Discover more from Stoic Observations
The Evolution of Data Warehousing in the AWS Cloud
Our company has been designing cloud architectures for BI and Data Warehousing for a decade in the Amazon cloud. There are several new…
Our company has been designing cloud architectures for BI and Data Warehousing for a decade in the Amazon cloud. There are several new features we have been implementing over the past several years at my firm as we evolve our own expertise in satisfying our customers. Allow me to share them with you.
Cloud Implementation of Big / Fast / Wide
The first thing we did back in 2012 was get our hands on Vertica, the commercialization of Michael Stonebraker’s C-Store project at MIT. At the time, Vertica was on version 4 or 5, I forget which. What I do remember was that when we got the multi-node clusters working up on AWS it was a breakthrough. This was before Snowflake. This was before Redshift. So we were learning denormalized models. At the time people were asking what is ‘big data’ and our definition has roughly centered around the idea that big data means that you regularly make sets of transforms or transactions that you cannot really test before hand, and tend to be expensive if you have to do them a second time.
But more important to us and to our customers was Wide. This means you can integrate multiple DW applications and have more than 256 columns of data — no more horizontal partitioning of fact tables and data models. (Vertica can handily do 4500 columns wide). This was the basis of a lot of new integrations we did.
Fast was important as well. Most financial DWs were only refreshing MTD data on a nightly basis. We got workloads that were continuous and updated the DW continuously. All under nice control.
Producer Ingestor Transformer
The next thing we did, learning from the Fast innovations, was that we could have continual idempotent processes running against the DW from any number of streams. Breaking up these processes by leveraging AWS S3 allowed us to optimize each input stream by building its own Producer. For us, a Producer is a task that takes data from a source, does a small bit of cleansing and dumps that data into a standardized format.
An Ingestor is a process that moves data from the data store (S3) into the database as smartly and as efficiently as the DW can handle it.
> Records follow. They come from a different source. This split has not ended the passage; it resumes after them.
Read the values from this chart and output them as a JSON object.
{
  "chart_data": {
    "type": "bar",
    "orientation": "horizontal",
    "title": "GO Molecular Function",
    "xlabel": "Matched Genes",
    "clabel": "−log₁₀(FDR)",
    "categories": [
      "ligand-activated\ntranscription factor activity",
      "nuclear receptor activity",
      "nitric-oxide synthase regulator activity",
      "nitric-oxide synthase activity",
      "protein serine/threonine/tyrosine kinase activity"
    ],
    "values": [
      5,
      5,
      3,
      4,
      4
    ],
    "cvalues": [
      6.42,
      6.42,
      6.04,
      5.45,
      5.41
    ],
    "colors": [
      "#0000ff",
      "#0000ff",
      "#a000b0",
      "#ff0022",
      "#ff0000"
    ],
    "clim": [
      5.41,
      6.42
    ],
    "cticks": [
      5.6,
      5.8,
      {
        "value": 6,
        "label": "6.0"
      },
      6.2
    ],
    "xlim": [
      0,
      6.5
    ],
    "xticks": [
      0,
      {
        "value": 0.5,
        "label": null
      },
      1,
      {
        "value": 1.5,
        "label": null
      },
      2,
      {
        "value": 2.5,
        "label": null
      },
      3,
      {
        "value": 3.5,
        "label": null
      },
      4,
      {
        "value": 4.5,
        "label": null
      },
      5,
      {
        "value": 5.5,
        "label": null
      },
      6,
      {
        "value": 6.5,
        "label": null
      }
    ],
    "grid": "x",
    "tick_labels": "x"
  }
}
Since our Producers created a structured data lake in the first place, the Ingestor can do restatements, incremental loads, or any special kind of update, merge or replacement we choose. Again, every different application will have different requirements.
A Transformer uses the power of a sharded multi-node database engine on giant AWS EC2 instances to use easily understandable SQL statements and make set transformations on data. Essentially any stored procedure is done in this manner, thus making the strategy of ELT rather than ETL.
Containers & Scale Out
The next thing we did was to containerize our producers, ingestors and transformers. With this we added a great deal of monitoring of these processes through Cloudwatch and ultimately streamlined the process of development and deployment of these containers. We added service discovery with Consul for the database engine nodes. We invented SneaQL to create the conditional executions in ANSI standard SQL. We stored this SQL separate from the database as we iterated over best practices. It made working with containers less cumbersome in our CI/CD process.
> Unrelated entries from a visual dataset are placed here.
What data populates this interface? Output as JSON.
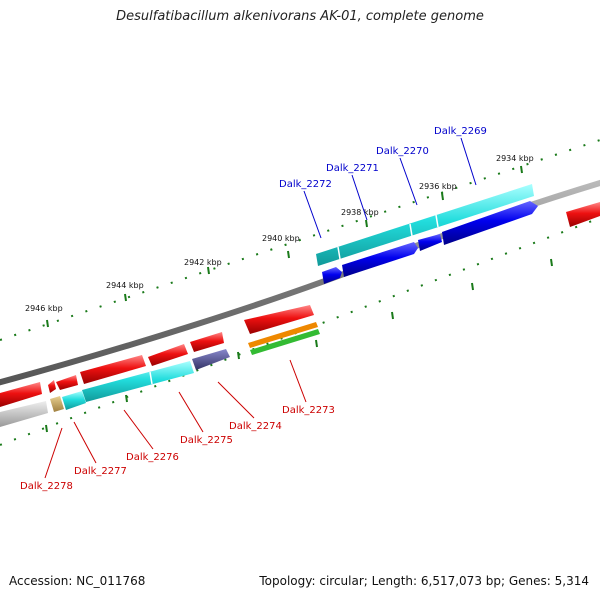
{
  "title": "Desulfatibacillum alkenivorans AK-01, complete genome",
  "footer": {
    "accession": "Accession: NC_011768",
    "summary": "Topology: circular; Length: 6,517,073 bp; Genes: 5,314"
  },
  "colors": {
    "backbone": "#808080",
    "tick": "#1a7a1a",
    "gene_red": "#ee1111",
    "gene_blue": "#0000ee",
    "gene_cyan": "#22dddd",
    "gene_gray": "#bbbbbb",
    "gene_tan": "#c8a860",
    "gene_orange": "#ee8800",
    "gene_green": "#33bb33",
    "gene_navy": "#444488",
    "label_blue": "#0000cc",
    "label_red": "#cc0000"
  },
  "kbp_labels": [
    "2934 kbp",
    "2936 kbp",
    "2938 kbp",
    "2940 kbp",
    "2942 kbp",
    "2944 kbp",
    "2946 kbp"
  ],
  "gene_labels_top": [
    "Dalk_2269",
    "Dalk_2270",
    "Dalk_2271",
    "Dalk_2272"
  ],
  "gene_labels_bottom": [
    "Dalk_2273",
    "Dalk_2274",
    "Dalk_2275",
    "Dalk_2276",
    "Dalk_2277",
    "Dalk_2278"
  ]
}
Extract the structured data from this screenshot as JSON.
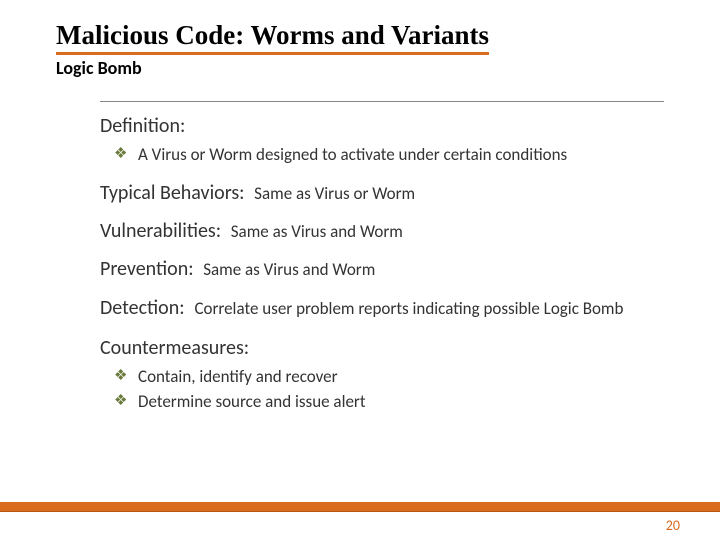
{
  "colors": {
    "accent": "#d96c1f",
    "bullet": "#6a7a3a",
    "text": "#333333",
    "background": "#ffffff"
  },
  "title": "Malicious Code: Worms and Variants",
  "subtitle": "Logic Bomb",
  "sections": {
    "definition": {
      "label": "Definition:",
      "bullets": [
        "A Virus or Worm designed to activate under certain conditions"
      ]
    },
    "typical_behaviors": {
      "label": "Typical Behaviors:",
      "inline": "Same as Virus or Worm"
    },
    "vulnerabilities": {
      "label": "Vulnerabilities:",
      "inline": "Same as Virus and Worm"
    },
    "prevention": {
      "label": "Prevention:",
      "inline": "Same as Virus and Worm"
    },
    "detection": {
      "label": "Detection:",
      "inline": "Correlate user problem reports indicating possible Logic Bomb"
    },
    "countermeasures": {
      "label": "Countermeasures:",
      "bullets": [
        "Contain, identify and recover",
        "Determine source and issue alert"
      ]
    }
  },
  "page_number": "20"
}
Launching our producers, consumers and ingestors in Amazon’s Elastic Container Service (ECS) paved the way for us to scale out horizontally and provide high availability for all of the data streams we manage.
Multitier Database Architecture
One of the things we quickly learned, especially in dealing with website backends, is that a lot of data is provided via APIs and NoSQL sources like Hadoop. Also, there are a large number of transactional data that is best handled in-memory with tech like Redis or VoltDB. Our work with online gaming companies showed that our DW architecture was flexible enough to orchestrate data workloads for complex applications. So once we mastered Producers and Consumers (a consumer is an ingestor & transformer in one) we discovered we could publish and subscribe to everything our customers wanted. This paved the way for our latest innovative practices.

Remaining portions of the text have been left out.